In der Minimalvariante geht es „nur“ um den Handel mit geklauten Daten. Laut der Pressesprecherin von Anthem sind „names, dates of birth, member ID/Social Security numbers, addresses, phone numbers, email addresses and employment information such as income data“ verschwunden gegangen.
Dabei ist scheinbar gerade die „Social Security Number“ von Interesse. Sie ist eine Art Krankenversicherten-Nummer, mit deren Hilfe man sich als Versicherter ausweisen und bei einer Klinik oder Arztpraxis Leistungen in Anspruch nehmen kann. John Halamka, der CIO der Harvard Medical School sagte dazu in einem Artikel im Technology Review: „[…] certain personally identifiable information that can be gleaned from health records can be worth hundreds of dollars to uninsured people wanting to pose as someone else to obtain medical care they couldn’t otherwise afford.“
Das Betrugsystem mit den geklauten Identitäten scheint relativ gut zu funktionieren, CNBC fasst in einem Bericht zusammen: „Medical identity theft is often not immediately identified by patients or their provider, giving criminals years to milk such credentials. That makes medical data more valuable than credit cards, which tend to be quickly canceled by banks once fraud is detected.“
Neben der mühseligen Variante, die Nummern über den Schwarzmarkt an „Nicht-Versicherte“ weiter zu geben, besteht natürlich auch die Option auf „Lösegeld-Forderungen“ an die gehackten Unternehmen. Greg Virgin, der CEO eines weiteren Cyber Security Dienstleisters, berichtet in einem npr-Interview von eben solchen Erpressungsversuchen:“A breach happens at one of these companies. The hackers go direct to that company and say, ‚I have your data.‘ The cost of keeping this a secret is X dollars and the companies make the problems go away that way.“
Sesam öffne Dich – dank fehlender Verschlüsselung
Bei der Antwort auf die Frage, nämlich wie man die Angriffe verhindern, oder zumindest wesentlich erschweren hätte können, sind sich die ganzen Security-Fuzzis einig: das Zauberwort lautet „Encryption“. Darauf wurde im Gesundheitsbereich bisher gerne verzichtet, da eine dringliche Notwendigkeit zur Verschlüsselung nicht gesehen wurde. Im unverschlüsseltem Zustand lasen sich Daten nun mal leichter & schneller verarbeiten. Die Unternehmen fühlten sich hinter ihren Firewalls sicher und verzichteten daher auf die aufwendigere, und für Mitarbeiter unkomfortablere verschlüsselte Speicherung der Kundendaten.

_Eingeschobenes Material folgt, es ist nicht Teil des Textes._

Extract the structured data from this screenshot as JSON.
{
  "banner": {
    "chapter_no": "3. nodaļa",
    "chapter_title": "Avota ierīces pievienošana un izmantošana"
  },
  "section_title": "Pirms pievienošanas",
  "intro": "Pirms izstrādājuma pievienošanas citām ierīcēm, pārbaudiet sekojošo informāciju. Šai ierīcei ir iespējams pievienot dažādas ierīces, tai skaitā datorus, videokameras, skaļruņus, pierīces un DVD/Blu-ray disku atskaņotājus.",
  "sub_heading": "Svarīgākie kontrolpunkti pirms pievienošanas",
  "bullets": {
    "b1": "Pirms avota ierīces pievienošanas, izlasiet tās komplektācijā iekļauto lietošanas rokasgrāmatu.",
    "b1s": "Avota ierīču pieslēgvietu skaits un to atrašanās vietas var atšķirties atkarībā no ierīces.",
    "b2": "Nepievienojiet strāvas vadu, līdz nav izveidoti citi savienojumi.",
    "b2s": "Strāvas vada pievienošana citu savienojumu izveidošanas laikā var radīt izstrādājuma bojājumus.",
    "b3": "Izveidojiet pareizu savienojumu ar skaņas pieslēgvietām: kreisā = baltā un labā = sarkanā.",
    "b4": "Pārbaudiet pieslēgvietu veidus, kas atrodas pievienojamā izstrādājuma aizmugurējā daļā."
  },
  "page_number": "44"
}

Jetzt wird nachgerüstet. Was das kostet? Kann ich nicht beurteilen. Aber ich habe so eine Ahnung: an diesem „Nachrüstungsprozess“ werden die hier reichlich zitierten „Interview-freudigen“ Sicherheitsfirmen vermutlich wesentlich mehr verdienen, als die ganze (chinesische?) Hacker-Zunft jemals mit den “ Social Security Numbers“ erwirtschaften können.